Angwantibos grow to a size of 22 to 30 cm, and have almost no tail at all. They only weigh up to 0.5 kg. Their fur is yellow brown to golden in color. Their snout is more pointed than that of the other lorids and this, along with their round ears, gives it the bear-like appearance that lends them their name in German: "bear monkey".

Solitary, diurnal and arboreal, they prefer the underbrush and the lower layers of the forests. They spend the day hidden in the leaves. Like all lorids they are characterized by slow movements.

The diet of the angwantibos is predominantly of insects (mostly caterpillars), and occasionally fruits. Owing to their careful movements and their good sense of smell, they can quietly stalk and close-in on their prey and catch it with a lightning-quick movement.

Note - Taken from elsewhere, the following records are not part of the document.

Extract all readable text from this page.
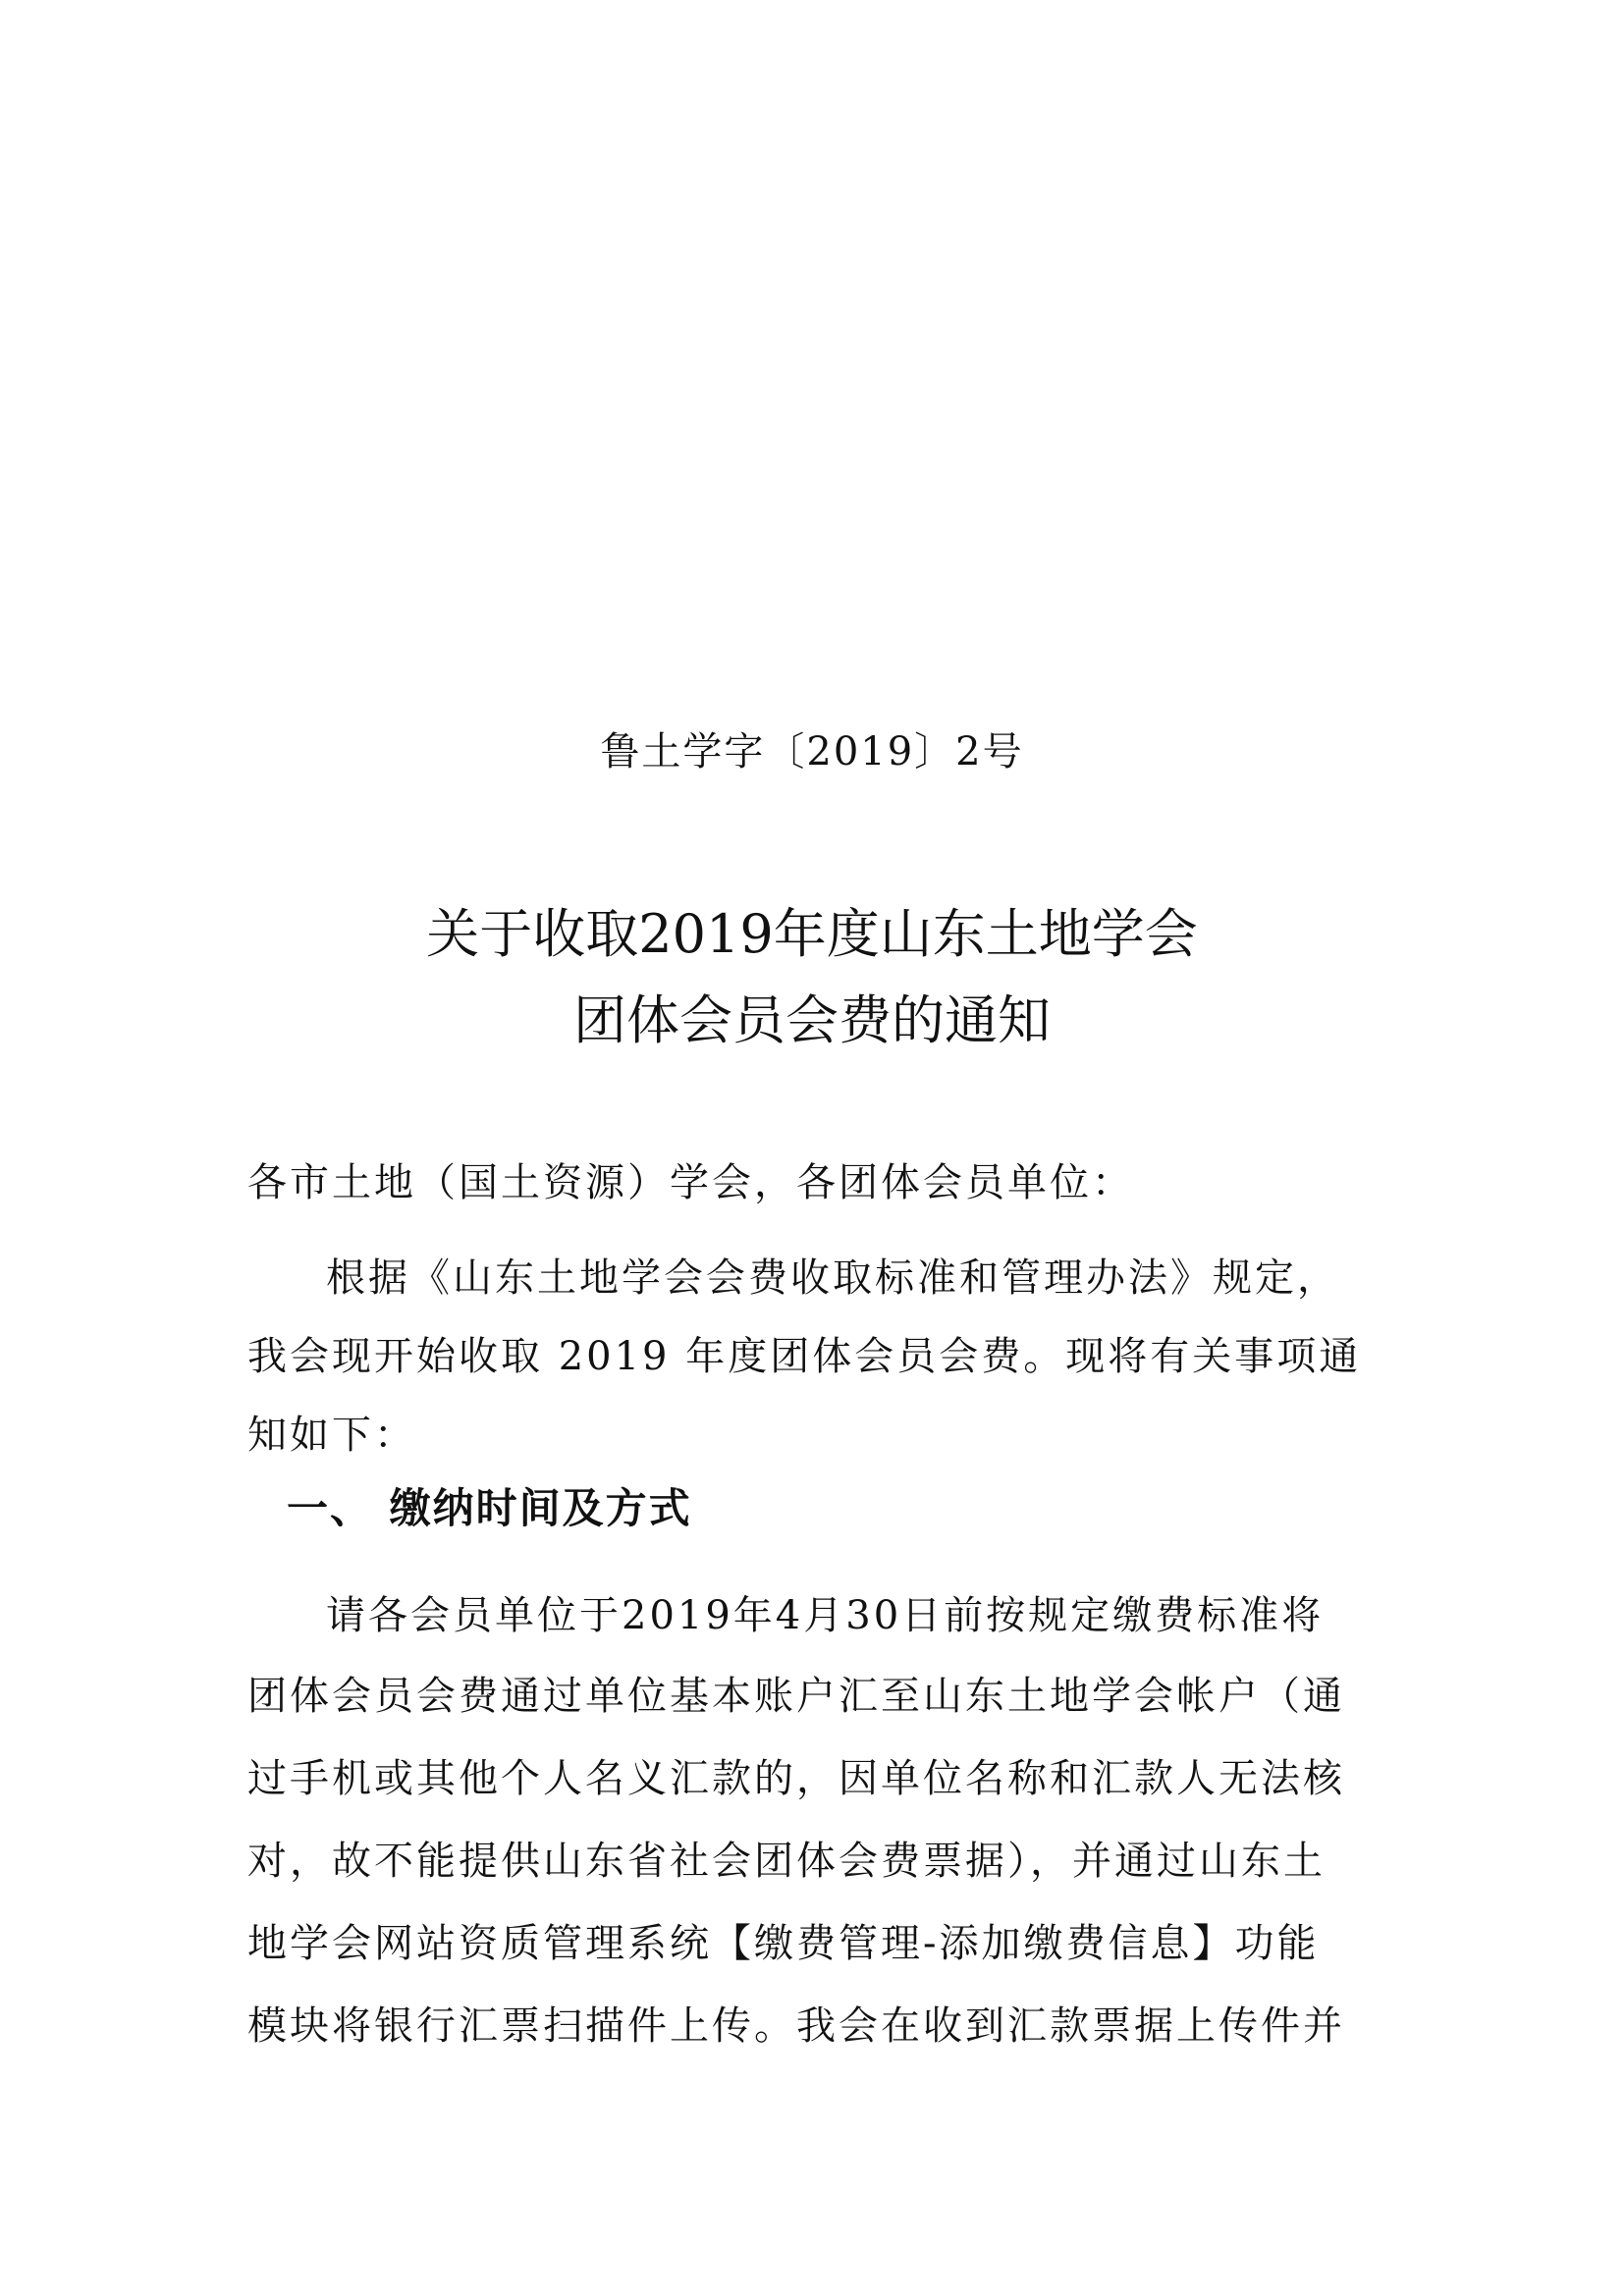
鲁土学字〔2019〕2号
关于收取2019年度山东土地学会
团体会员会费的通知
各市土地（国土资源）学会，各团体会员单位：
根据《山东土地学会会费收取标准和管理办法》规定，
我会现开始收取 2019 年度团体会员会费。现将有关事项通
知如下：
一、 缴纳时间及方式
请各会员单位于2019年4月30日前按规定缴费标准将
团体会员会费通过单位基本账户汇至山东土地学会帐户（通
过手机或其他个人名义汇款的，因单位名称和汇款人无法核
对，故不能提供山东省社会团体会费票据），并通过山东土
地学会网站资质管理系统【缴费管理-添加缴费信息】功能
模块将银行汇票扫描件上传。我会在收到汇款票据上传件并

The males mate with all available females whose territory overlaps with theirs. Copulation takes place hanging onto a branch. Gestation lasts 130 days and births are of a single offspring. The juvenile clasps itself first to the belly of the mother and later she may park her offspring on a branch while she goes searching for food. Within three to four months the young are weaned, at about six months it leaves its mother, and at an age of eight to ten months it becomes fully mature. The life expectancy of the angwantibos is at most 13 years.